Here’s some advice for those of you who still are in possession of your old Nintendo Entertainment System and wish to re-visit you old games without having to huff ‘n’puff and jiggle your way to being able to play!

  • First of all you have to purchase a special NES cartridge screw-thingy, these can be bought online and really cheap. I got mine from a Swedish site called nesconnector for only 69 SEK (approximately 10 USD). This is needed to open the special screws on the back of your cartridge.
  • Open up the back lid of the cartridge, and lift up the circuit board carefully, avoid touching the surfaces and hold it steadily by gripping the sides.
  • Here is where it got tricky for me, I watched a video on youtube where they used some polish cream by an american brand to clean the connectors, but I couldn’t translate that into a corresponding Swedish product.
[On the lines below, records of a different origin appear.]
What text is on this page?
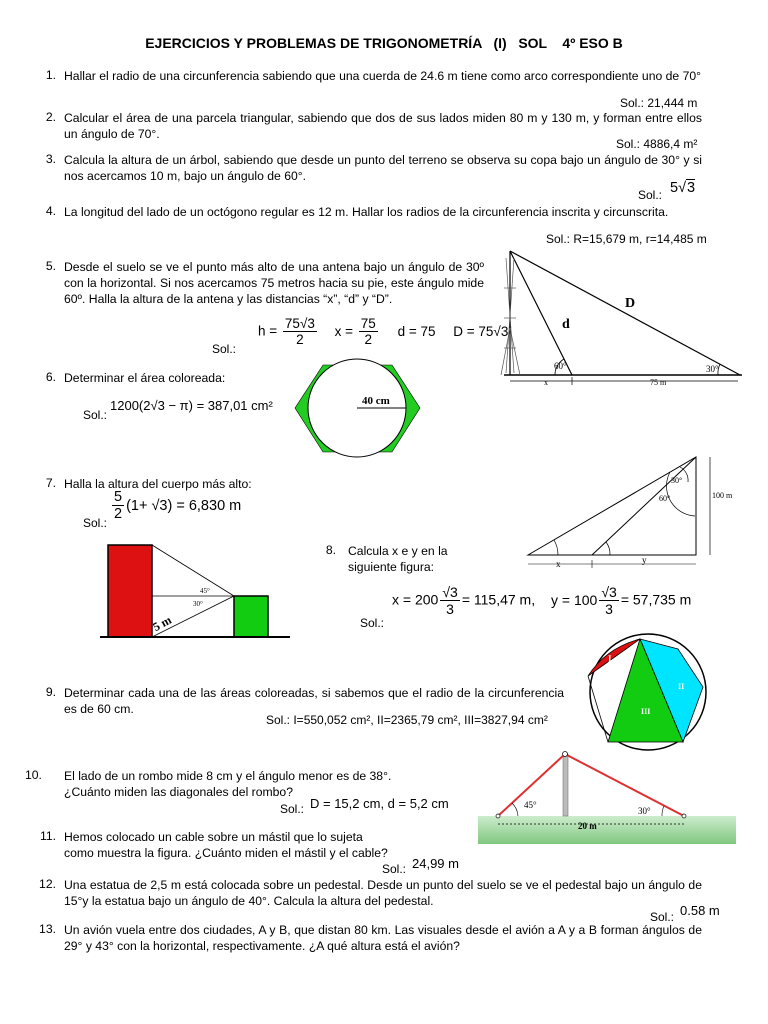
EJERCICIOS Y PROBLEMAS DE TRIGONOMETRÍA   (I)   SOL    4º ESO B
1. Hallar el radio de una circunferencia sabiendo que una cuerda de 24.6 m tiene como arco correspondiente uno de 70°
Sol.: 21,444 m
2. Calcular el área de una parcela triangular, sabiendo que dos de sus lados miden 80 m y 130 m, y forman entre ellos un ángulo de 70°.
Sol.: 4886,4 m²
3. Calcula la altura de un árbol, sabiendo que desde un punto del terreno se observa su copa bajo un ángulo de 30° y si nos acercamos 10 m, bajo un ángulo de 60°.
Sol.: 5√ 3
4. La longitud del lado de un octógono regular es 12 m. Hallar los radios de la circunferencia inscrita y circunscrita.
Sol.: R=15,679 m, r=14,485 m
5. Desde el suelo se ve el punto más alto de una antena bajo un ángulo de 30º con la horizontal. Si nos acercamos 75 metros hacia su pie, este ángulo mide 60º. Halla la altura de la antena y las distancias “x”, “d” y “D”.
Sol.:
$h = \frac{75√3}{2}$ $x = \frac{75}{2}$ d = 75 D = 75√3
D
d
60°	30°
x	75 m
6. Determinar el área coloreada:
Sol.:
1200(2√3 − π) = 387,01 cm²	40 cm
7. Halla la altura del cuerpo más alto:
Sol.:
$\frac{5}{2} (1+ √3) = 6,830$ m
45°
30°
5 m
8. Calcula x e y en la siguiente figura:
Sol.:
$x = 200 \frac{√3}{3} = 115,47$ m, $y = 100 \frac{√3}{3} = 57,735$ m
30°
60°	100 m
x	y
I
II
III
9. Determinar cada una de las áreas coloreadas, si sabemos que el radio de la circunferencia es de 60 cm.
Sol.: I=550,052 cm², II=2365,79 cm², III=3827,94 cm²
10.	El lado de un rombo mide 8 cm y el ángulo menor es de 38°. ¿Cuánto miden las diagonales del rombo?
Sol.: D = 15,2 cm, d = 5,2 cm	45°
30°
20 m
11. Hemos colocado un cable sobre un mástil que lo sujeta como muestra la figura. ¿Cuánto miden el mástil y el cable?
Sol.: 24,99 m
12. Una estatua de 2,5 m está colocada sobre un pedestal. Desde un punto del suelo se ve el pedestal bajo un ángulo de 15°y la estatua bajo un ángulo de 40°. Calcula la altura del pedestal.
Sol.: 0.58 m
13. Un avión vuela entre dos ciudades, A y B, que distan 80 km. Las visuales desde el avión a A y a B forman ángulos de 29° y 43° con la horizontal, respectivamente. ¿A qué altura está el avión?
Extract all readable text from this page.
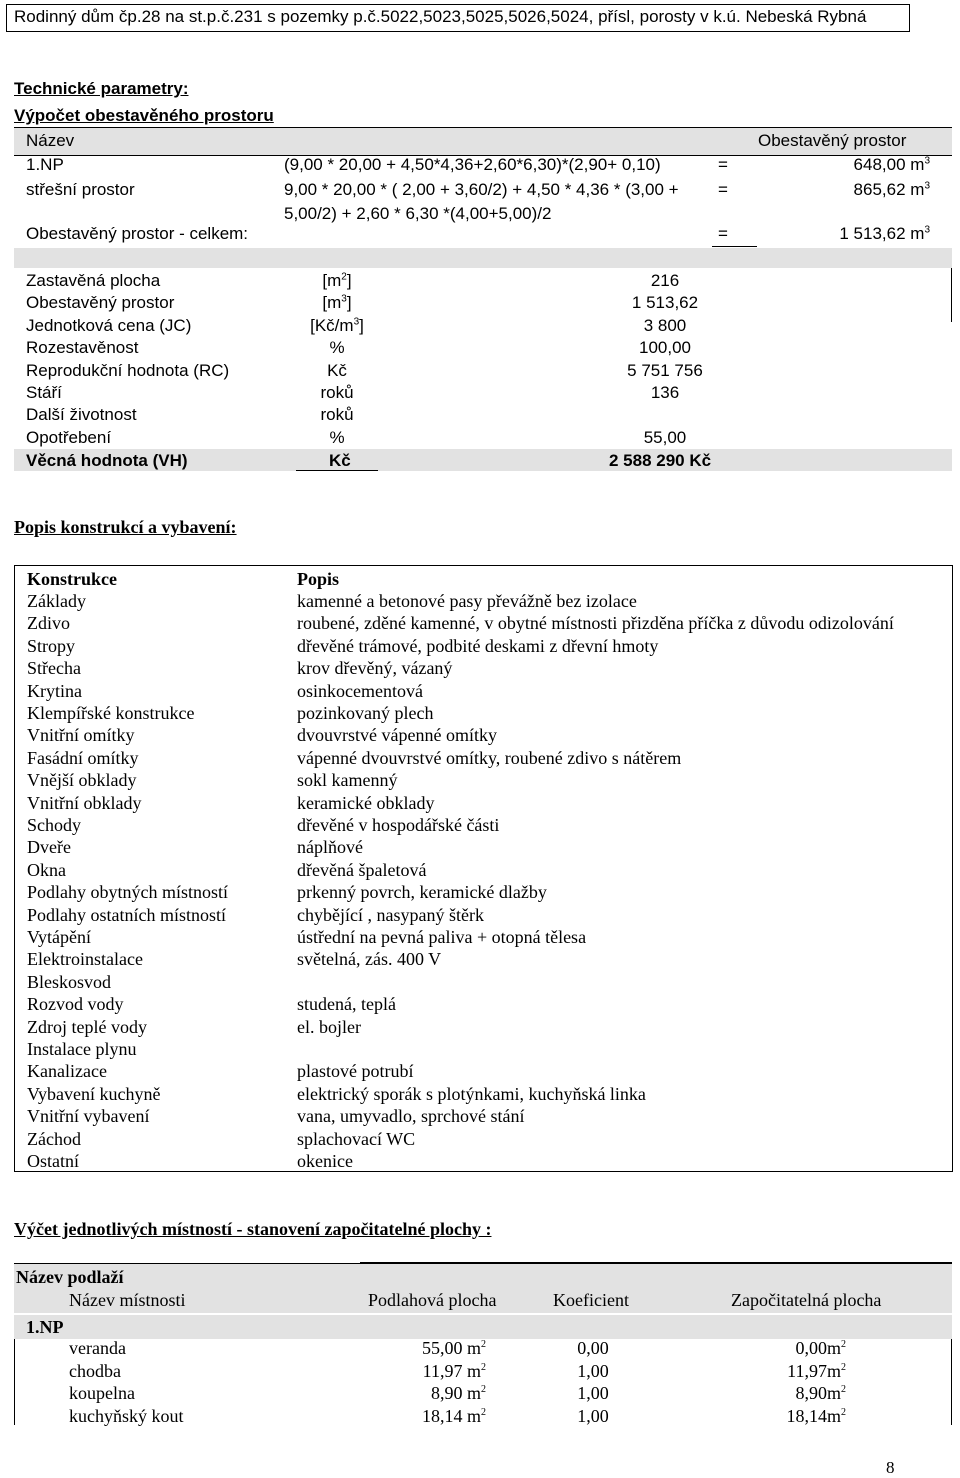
Rodinný dům čp.28 na st.p.č.231 s pozemky p.č.5022,5023,5025,5026,5024, přísl, porosty v k.ú. Nebeská Rybná
Technické parametry:
Výpočet obestavěného prostoru
Název	Obestavěný prostor
1.NP	(9,00 * 20,00 + 4,50*4,36+2,60*6,30)*(2,90+ 0,10)	=	648,00 $m^3$
střešní prostor	9,00 * 20,00 * ( 2,00 + 3,60/2) + 4,50 * 4,36 * (3,00 +
5,00/2) + 2,60 * 6,30 *(4,00+5,00)/2
=	865,62 $m^3$
Obestavěný prostor - celkem:	=	1 513,62 $m^3$
Zastavěná plocha	$[m^2]$	216
Obestavěný prostor	$[m^3]$	1 513,62
Jednotková cena (JC)	$[Kč/m^3]$	3 800
Rozestavěnost	%	100,00
Reprodukční hodnota (RC)	Kč	5 751 756
Stáří	roků	136
Další životnost	roků
Opotřebení	%	55,00
Věcná hodnota (VH)	Kč	2 588 290 Kč
Popis konstrukcí a vybavení:
Konstrukce	Popis
Základy	kamenné a betonové pasy převážně bez izolace
Zdivo	roubené, zděné kamenné, v obytné místnosti přizděna příčka z důvodu odizolování
Stropy	dřevěné trámové, podbité deskami z dřevní hmoty
Střecha	krov dřevěný, vázaný
Krytina	osinkocementová
Klempířské konstrukce	pozinkovaný plech
Vnitřní omítky	dvouvrstvé vápenné omítky
Fasádní omítky	vápenné dvouvrstvé omítky, roubené zdivo s nátěrem
Vnější obklady	sokl kamenný
Vnitřní obklady	keramické obklady
Schody	dřevěné v hospodářské části
Dveře	náplňové
Okna	dřevěná špaletová
Podlahy obytných místností	prkenný povrch, keramické dlažby
Podlahy ostatních místností	chybějící , nasypaný štěrk
Vytápění	ústřední na pevná paliva + otopná tělesa
Elektroinstalace	světelná, zás. 400 V
Bleskosvod
Rozvod vody	studená, teplá
Zdroj teplé vody	el. bojler
Instalace plynu
Kanalizace	plastové potrubí
Vybavení kuchyně	elektrický sporák s plotýnkami, kuchyňská linka
Vnitřní vybavení	vana, umyvadlo, sprchové stání
Záchod	splachovací WC
Ostatní	okenice
Výčet jednotlivých místností - stanovení započitatelné plochy :
Název podlaží
Název místnosti	Podlahová plocha	Koeficient	Započitatelná plocha
1.NP
veranda	55,00 $m^2$	0,00	$0,00m^2$
chodba	11,97 $m^2$	1,00	$11,97m^2$
koupelna	8,90 $m^2$	1,00	$8,90m^2$
kuchyňský kout	18,14 $m^2$	1,00	$18,14m^2$
8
However, after talking to three different stores in my hometown, the jewelry store finally suggested a polishing cloth since it’s a dry way of polishing without getting water on the circuit board. The polishing cloth is impregnated with some kind of gold polish, but nothing that hurts the connectors. Now rub both sides of the golden connectors on the bottom of the circuit board (try avoiding touching other things on it) and rub until there’s no more black coming off on the cloth.
  • After this you insert the circuit board in the same place you removed it from, and close of the cartridge and screw it back together. Easy peasy! =D I’ve even gotten a few games to work that previously didn’t! ^_^

Now go have yourself a nostalgic trip and play some Super Mario! ^_^

8 thoughts on “Cleaning your NES cartridges = no more glitchy gaming!

    • yup a waste of space.. however some circuit boards are twice as big as the one you see in these pictures, but it’s still not filling up the hollow cartridge…
      and some games had batteries inside for save functions, but I bet they don’t take up much space either.. I’ll have to go check! ^_^
      /mE

  1. As an electronics engineer I can tell you that another safe way to achieve this is simply using a pencil rubber. The lent on the cloth is really bad for electronics, and the rubber can be easily blown away while the lent can get tricky. Good post!